Saturday, May 21, 2011

Lab 142 - BGP Timers

Prerequisites: CCNP level skills.

Note!
Configuration from Lab 140.

Topology

Pic. 1 - Topology Diagram.
Icons designed by: Andrzej Szoblik - http://www.newo.pl

Task 1
The BGP policy stipulates that the R5's timer to send BGP advertisements should be set to 10 seconds (default: iBGP=5 seconds, eBGP=30 seconds). Also BGP peer loss should be detected in 15 seconds (default=180 seconds). Also improve the BGP scanner operation by decreasing the default value of 60 seconds to 20 seconds.

Solution

Task 1
The BGP policy stipulates that the R5's timer to send BGP advertisements should be set to 10 seconds (default: iBGP=5 seconds, eBGP=30 seconds).
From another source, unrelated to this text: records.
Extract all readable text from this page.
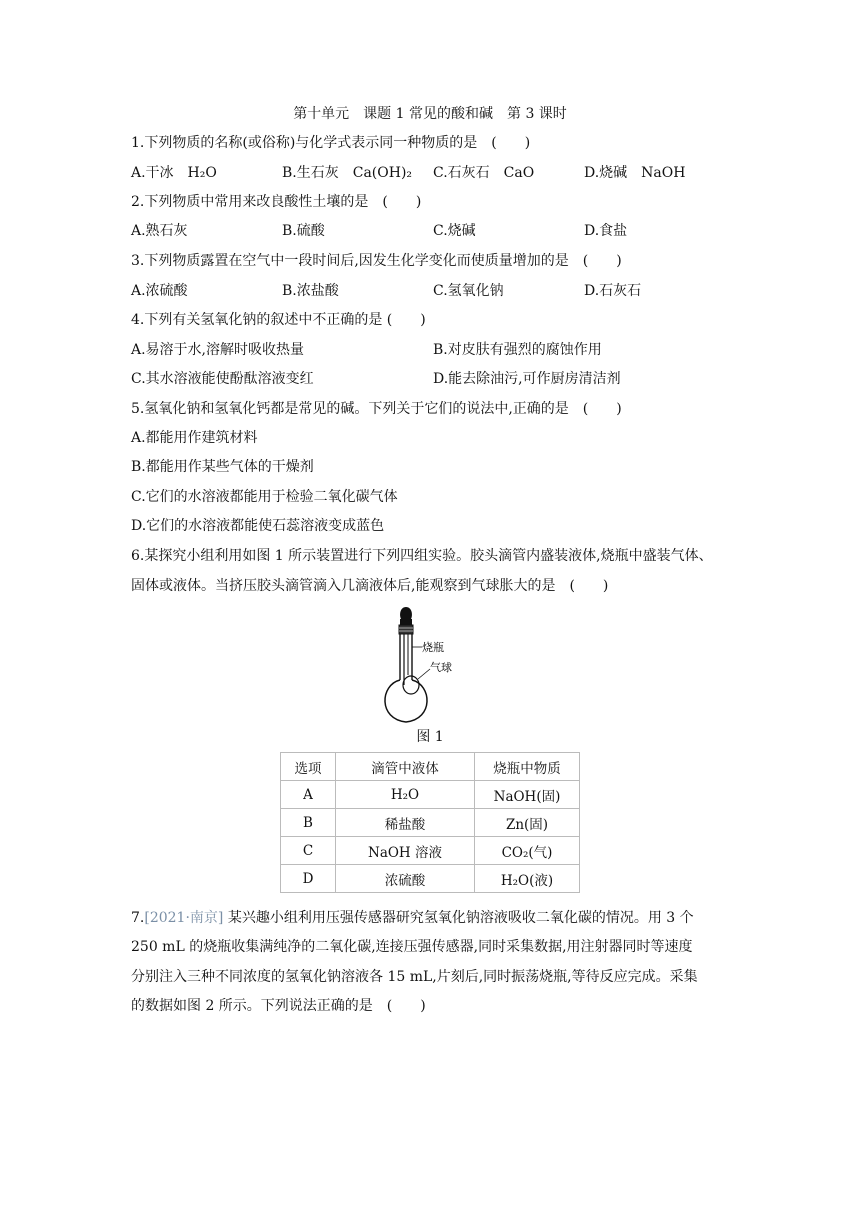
第十单元　课题 1 常见的酸和碱　第 3 课时
1.下列物质的名称(或俗称)与化学式表示同一种物质的是　(　　)
A.干冰　H₂O	B.生石灰　Ca(OH)₂ C.石灰石　CaO	D.烧碱　NaOH
2.下列物质中常用来改良酸性土壤的是　(　　)
A.熟石灰	B.硫酸	C.烧碱	D.食盐
3.下列物质露置在空气中一段时间后,因发生化学变化而使质量增加的是　(　　)
A.浓硫酸	B.浓盐酸	C.氢氧化钠	D.石灰石
4.下列有关氢氧化钠的叙述中不正确的是 (　　)
A.易溶于水,溶解时吸收热量	B.对皮肤有强烈的腐蚀作用
C.其水溶液能使酚酞溶液变红	D.能去除油污,可作厨房清洁剂
5.氢氧化钠和氢氧化钙都是常见的碱。下列关于它们的说法中,正确的是　(　　)
A.都能用作建筑材料
B.都能用作某些气体的干燥剂
C.它们的水溶液都能用于检验二氧化碳气体
D.它们的水溶液都能使石蕊溶液变成蓝色
6.某探究小组利用如图 1 所示装置进行下列四组实验。胶头滴管内盛装液体,烧瓶中盛装气体、
固体或液体。当挤压胶头滴管滴入几滴液体后,能观察到气球胀大的是　(　　)
烧瓶
气球
图 1
选项	滴管中液体	烧瓶中物质
A	H₂O	NaOH(固)
B	稀盐酸	Zn(固)
C	NaOH 溶液	CO₂(气)
D	浓硫酸	H₂O(液)
7.[2021·南京] 某兴趣小组利用压强传感器研究氢氧化钠溶液吸收二氧化碳的情况。用 3 个
250 mL 的烧瓶收集满纯净的二氧化碳,连接压强传感器,同时采集数据,用注射器同时等速度
分别注入三种不同浓度的氢氧化钠溶液各 15 mL,片刻后,同时振荡烧瓶,等待反应完成。采集
的数据如图 2 所示。下列说法正确的是　(　　)
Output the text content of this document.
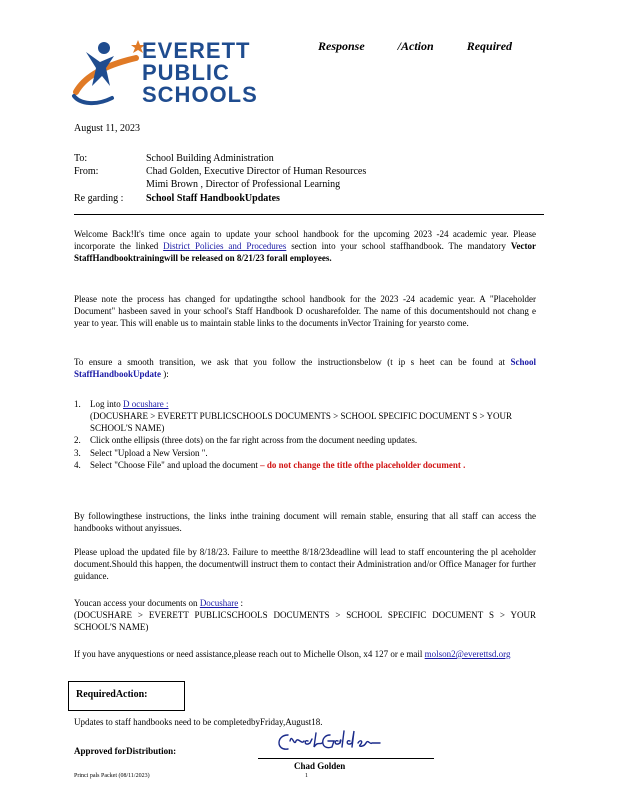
EVERETT
PUBLIC
SCHOOLS
Response	/Action	Required
August 11, 2023
To:	School Building Administration
From:	Chad Golden, Executive Director of Human Resources
Mimi Brown , Director of Professional Learning
Re garding : School Staff HandbookUpdates
Welcome Back!It's time once again to update your school handbook for the upcoming 2023 -24 academic year. Please incorporate the linked District Policies and Procedures section into your school staffhandbook. The mandatory Vector StaffHandbooktrainingwill be released on 8/21/23 forall employees.
Please note the process has changed for updatingthe school handbook for the 2023 -24 academic year. A "Placeholder Document" hasbeen saved in your school's Staff Handbook D ocusharefolder. The name of this documentshould not chang e year to year. This will enable us to maintain stable links to the documents inVector Training for yearsto come.
To ensure a smooth transition, we ask that you follow the instructionsbelow (t ip s heet can be found at School StaffHandbookUpdate ):
1. Log into D ocushare :
(DOCUSHARE > EVERETT PUBLICSCHOOLS DOCUMENTS > SCHOOL SPECIFIC DOCUMENT S > YOUR SCHOOL'S NAME)
2. Click onthe ellipsis (three dots) on the far right across from the document needing updates.
3. Select "Upload a New Version ".
4. Select "Choose File" and upload the document – do not change the title ofthe placeholder document .
By followingthese instructions, the links inthe training document will remain stable, ensuring that all staff can access the handbooks without anyissues.
Please upload the updated file by 8/18/23. Failure to meetthe 8/18/23deadline will lead to staff encountering the pl aceholder document.Should this happen, the documentwill instruct them to contact their Administration and/or Office Manager for further guidance.
Youcan access your documents on Docushare :
(DOCUSHARE > EVERETT PUBLICSCHOOLS DOCUMENTS > SCHOOL SPECIFIC DOCUMENT S > YOUR SCHOOL'S NAME)
If you have anyquestions or need assistance,please reach out to Michelle Olson, x4 127 or e mail molson2@everettsd.org
RequiredAction:
Updates to staff handbooks need to be completedbyFriday,August18.
Approved forDistribution:
Chad Golden
Princi pals Packet (08/11/2023)	1
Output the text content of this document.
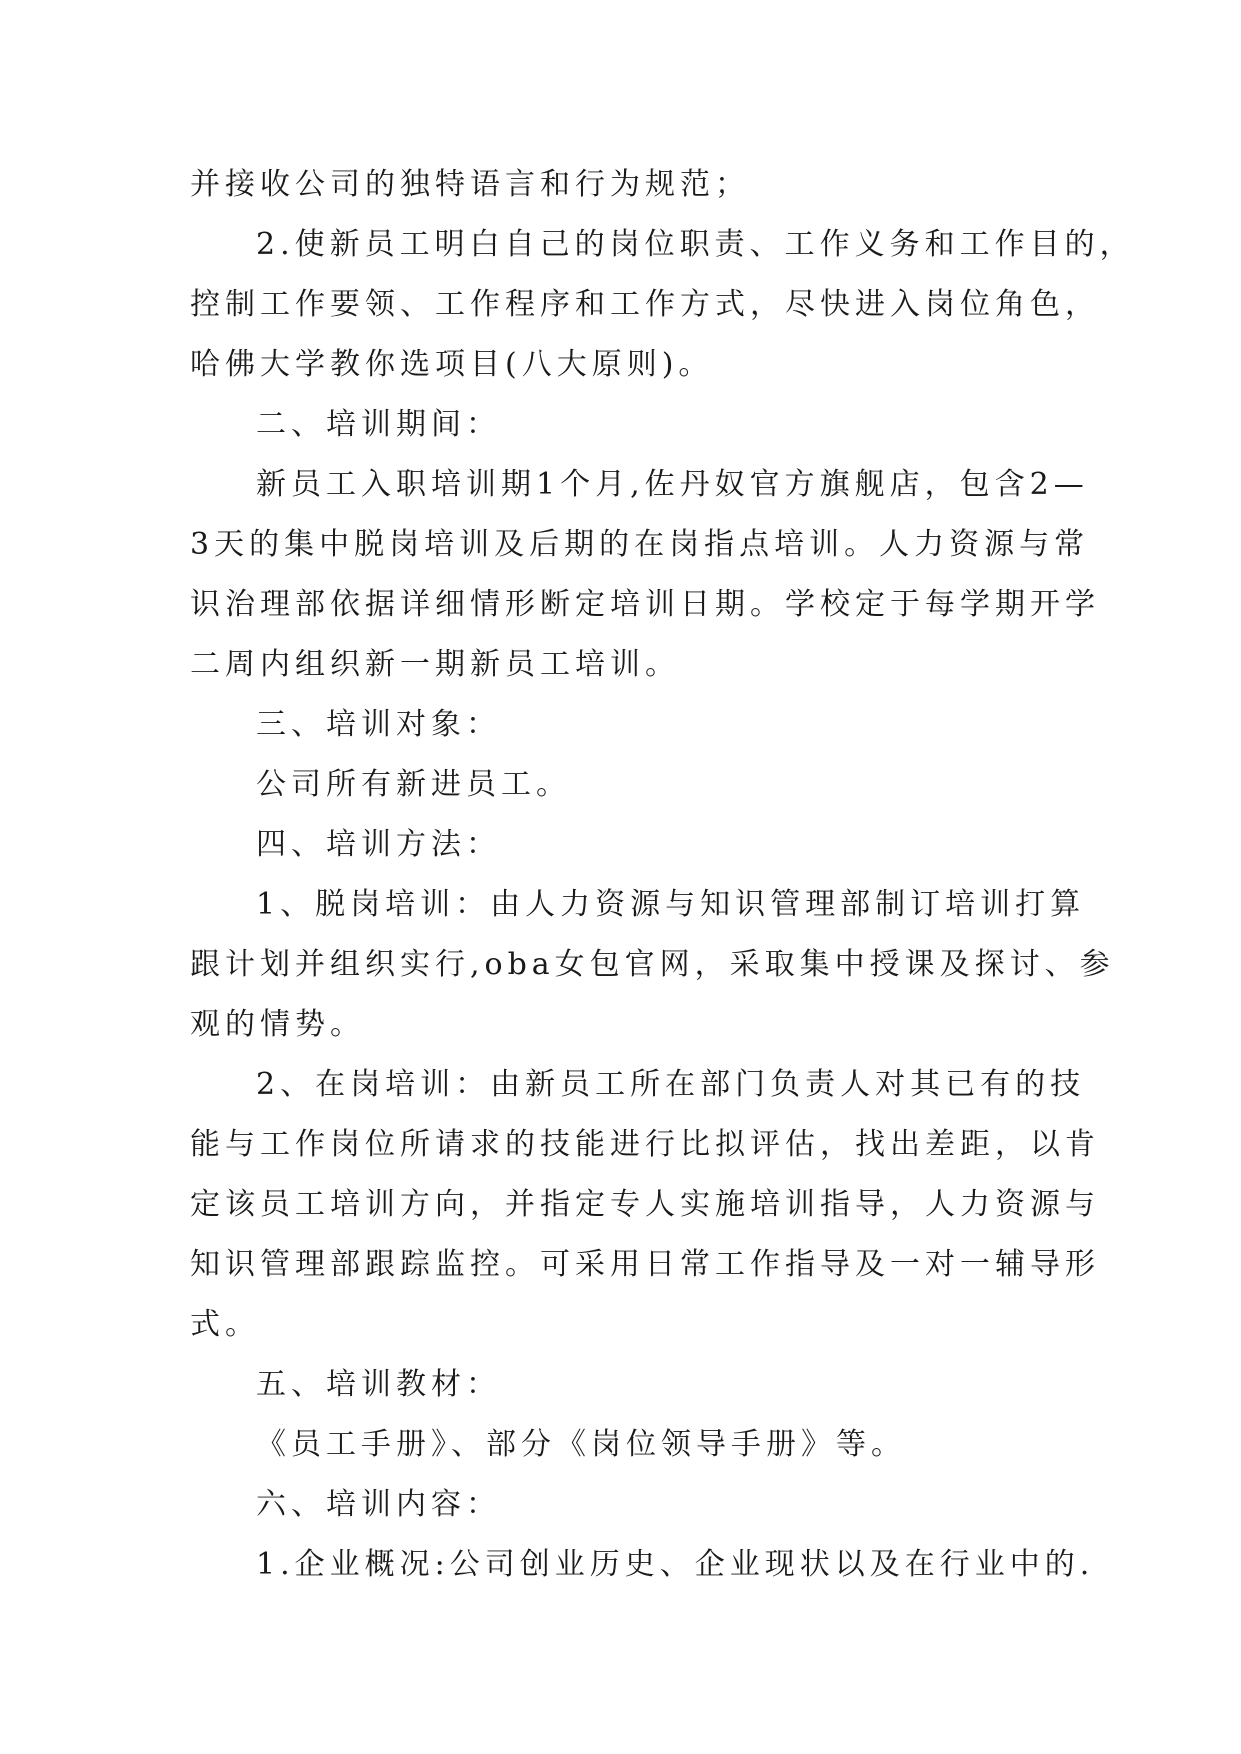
并接收公司的独特语言和行为规范；
2.使新员工明白自己的岗位职责、工作义务和工作目的，
控制工作要领、工作程序和工作方式，尽快进入岗位角色，
哈佛大学教你选项目(八大原则)。
二、培训期间：
新员工入职培训期1个月,佐丹奴官方旗舰店，包含2—
3天的集中脱岗培训及后期的在岗指点培训。人力资源与常
识治理部依据详细情形断定培训日期。学校定于每学期开学
二周内组织新一期新员工培训。
三、培训对象：
公司所有新进员工。
四、培训方法：
1、脱岗培训：由人力资源与知识管理部制订培训打算
跟计划并组织实行,oba女包官网，采取集中授课及探讨、参
观的情势。
2、在岗培训：由新员工所在部门负责人对其已有的技
能与工作岗位所请求的技能进行比拟评估，找出差距，以肯
定该员工培训方向，并指定专人实施培训指导，人力资源与
知识管理部跟踪监控。可采用日常工作指导及一对一辅导形
式。
五、培训教材：
《员工手册》、部分《岗位领导手册》等。
六、培训内容：
1.企业概况:公司创业历史、企业现状以及在行业中的.
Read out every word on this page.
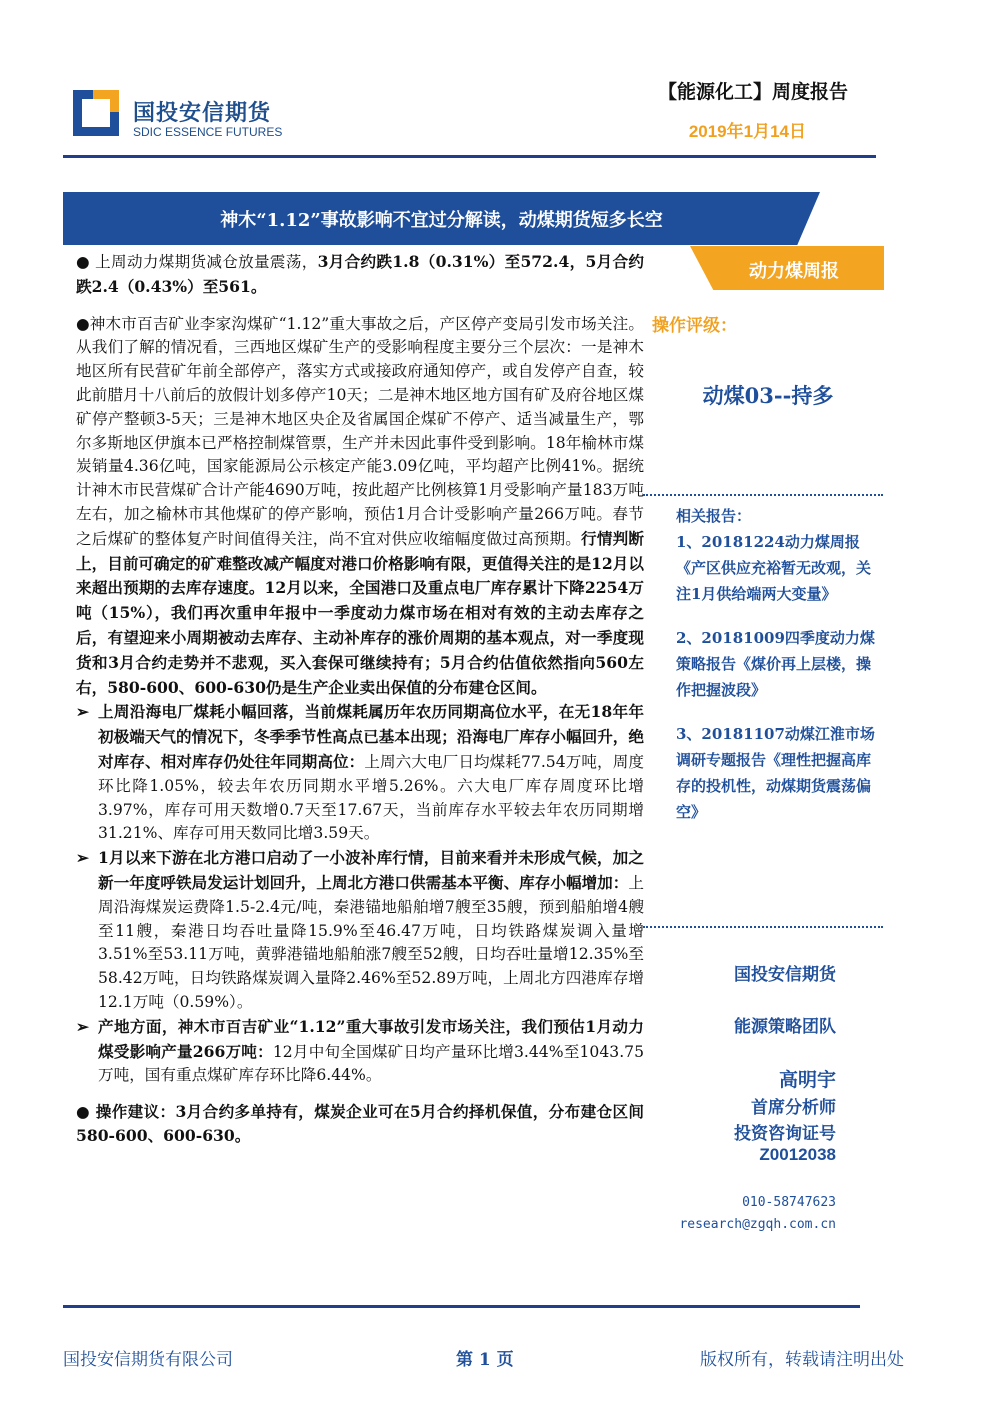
国投安信期货
SDIC ESSENCE FUTURES
【能源化工】周度报告
2019年1月14日
神木“1.12”事故影响不宜过分解读，动煤期货短多长空
动力煤周报

● 上周动力煤期货减仓放量震荡，3月合约跌1.8（0.31%）至572.4，5月合约跌2.4（0.43%）至561。

●神木市百吉矿业李家沟煤矿“1.12”重大事故之后，产区停产变局引发市场关注。从我们了解的情况看，三西地区煤矿生产的受影响程度主要分三个层次：一是神木地区所有民营矿年前全部停产，落实方式或接政府通知停产，或自发停产自查，较此前腊月十八前后的放假计划多停产10天；二是神木地区地方国有矿及府谷地区煤矿停产整顿3-5天；三是神木地区央企及省属国企煤矿不停产、适当减量生产，鄂尔多斯地区伊旗本已严格控制煤管票，生产并未因此事件受到影响。18年榆林市煤炭销量4.36亿吨，国家能源局公示核定产能3.09亿吨，平均超产比例41%。据统计神木市民营煤矿合计产能4690万吨，按此超产比例核算1月受影响产量183万吨左右，加之榆林市其他煤矿的停产影响，预估1月合计受影响产量266万吨。春节之后煤矿的整体复产时间值得关注，尚不宜对供应收缩幅度做过高预期。行情判断上，目前可确定的矿难整改减产幅度对港口价格影响有限，更值得关注的是12月以来超出预期的去库存速度。12月以来，全国港口及重点电厂库存累计下降2254万吨（15%），我们再次重申年报中一季度动力煤市场在相对有效的主动去库存之后，有望迎来小周期被动去库存、主动补库存的涨价周期的基本观点，对一季度现货和3月合约走势并不悲观，买入套保可继续持有；5月合约估值依然指向560左右，580-600、600-630仍是生产企业卖出保值的分布建仓区间。

➢ 上周沿海电厂煤耗小幅回落，当前煤耗属历年农历同期高位水平，在无18年年初极端天气的情况下，冬季季节性高点已基本出现；沿海电厂库存小幅回升，绝对库存、相对库存仍处往年同期高位：上周六大电厂日均煤耗77.54万吨，周度环比降1.05%，较去年农历同期水平增5.26%。六大电厂库存周度环比增3.97%，库存可用天数增0.7天至17.67天，当前库存水平较去年农历同期增31.21%、库存可用天数同比增3.59天。
➢ 1月以来下游在北方港口启动了一小波补库行情，目前来看并未形成气候，加之新一年度呼铁局发运计划回升，上周北方港口供需基本平衡、库存小幅增加：上周沿海煤炭运费降1.5-2.4元/吨，秦港锚地船舶增7艘至35艘，预到船舶增4艘至11艘，秦港日均吞吐量降15.9%至46.47万吨，日均铁路煤炭调入量增3.51%至53.11万吨，黄骅港锚地船舶涨7艘至52艘，日均吞吐量增12.35%至58.42万吨，日均铁路煤炭调入量降2.46%至52.89万吨，上周北方四港库存增12.1万吨（0.59%）。
➢ 产地方面，神木市百吉矿业“1.12”重大事故引发市场关注，我们预估1月动力煤受影响产量266万吨：12月中旬全国煤矿日均产量环比增3.44%至1043.75万吨，国有重点煤矿库存环比降6.44%。

● 操作建议：3月合约多单持有，煤炭企业可在5月合约择机保值，分布建仓区间580-600、600-630。

操作评级：
动煤03--持多

相关报告：

1、20181224动力煤周报《产区供应充裕暂无改观，关注1月供给端两大变量》

2、20181009四季度动力煤策略报告《煤价再上层楼，操作把握波段》

3、20181107动煤江淮市场调研专题报告《理性把握高库存的投机性，动煤期货震荡偏空》

国投安信期货
能源策略团队
高明宇
首席分析师
投资咨询证号
Z0012038
010-58747623
research@zgqh.com.cn
国投安信期货有限公司	第 1 页	版权所有，转载请注明出处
Also BGP peer loss should be detected in 15 seconds (default=180 seconds). Also improve the BGP scanner operation by decreasing the default value of 60 seconds to 20 seconds.

R5 Configuration:
!
router bgp 50
 no synchronization
 bgp router-id 172.16.105.5
 bgp log-neighbor-changes
 bgp scan-time 20
 network 172.16.105.0 mask 255.255.255.0
 timers bgp 5 15
 neighbor 10.1.35.3 remote-as 100
 neighbor 10.1.35.3 advertisement-interval 10
 no auto-summary
!

Note!
Hello timer is set to 5 seconds following the rule 3 x keepalive = holdtime.

BGP Processes:
  • BGP Open - responsible for BGP session establishment.
  • BGP I/O - handles queuing and processing updates and keepalive packets.
  • BGP Scanner - responsible for conditional route advertisements, route dampening, import and export of routes into VRF (MPLS), and confirms the reachability to the NEXT_HOP (the last one is handled now by BGP next-hop tracking).
  • BGP Router - calculates the best path, establishes peers, sends and receives routes and interacts with RIB.